Slavery was described as "involuntary relocation" in a proposal to change social studies curricula in Texas public schools, according to the Texas Tribune.
Nine educators submitted their suggest changes to the State Board of Education as part of a process to update and refresh what K-2 students are learning in their social studies courses. Reporters obtained a draft of the proposal, which says students should “compare journeys to America, including voluntary Irish immigration and involuntary relocation of African people during colonial times."
“The board -- with unanimous consent -- directed the work group to revisit that specific language,” Keven Ellis, chair of the Texas State Board of Education, said in a statement sent to the Tribune.

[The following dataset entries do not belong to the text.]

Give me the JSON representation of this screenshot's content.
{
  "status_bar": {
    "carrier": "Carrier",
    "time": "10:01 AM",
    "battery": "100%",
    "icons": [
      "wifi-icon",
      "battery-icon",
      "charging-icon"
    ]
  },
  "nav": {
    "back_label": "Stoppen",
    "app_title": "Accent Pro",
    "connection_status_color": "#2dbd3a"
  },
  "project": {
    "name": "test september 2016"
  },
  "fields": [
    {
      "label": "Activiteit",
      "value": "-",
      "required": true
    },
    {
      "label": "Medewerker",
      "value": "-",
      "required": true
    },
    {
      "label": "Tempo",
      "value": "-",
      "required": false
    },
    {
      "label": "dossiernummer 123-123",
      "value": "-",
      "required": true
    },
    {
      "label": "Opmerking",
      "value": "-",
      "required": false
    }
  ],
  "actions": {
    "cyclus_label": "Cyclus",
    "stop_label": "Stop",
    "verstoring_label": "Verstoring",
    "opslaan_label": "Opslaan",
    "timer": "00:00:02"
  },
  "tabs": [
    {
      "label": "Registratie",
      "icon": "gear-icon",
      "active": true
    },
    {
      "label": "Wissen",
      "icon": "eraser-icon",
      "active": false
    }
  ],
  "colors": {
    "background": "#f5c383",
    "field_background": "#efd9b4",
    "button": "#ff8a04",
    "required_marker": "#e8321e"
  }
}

Board member Aicha Davis, a Democrat who represents Dallas and Fort Worth, says the description didn't fairly represent the horrific history of the American slave trade.
"I can’t say what their intention was, but that’s not going to be acceptable," she told reporters.
As a result, the work group now has to revise their proposal and "carefully examine the language used to describe events," the newspaper learns. The Board specifically referenced the "involuntary relocation" remark in their guidance, as well.
The State Board of Education invites suggestions to update certain curricula once every decade, and these changes will affect what Texas students in nearly 8,900 public schools learn.
These changes come one year after the Lone Star State passed a law cracking down on topics deemed too uncomfortable to teach children in schools, including topics about race relations and historic slavery.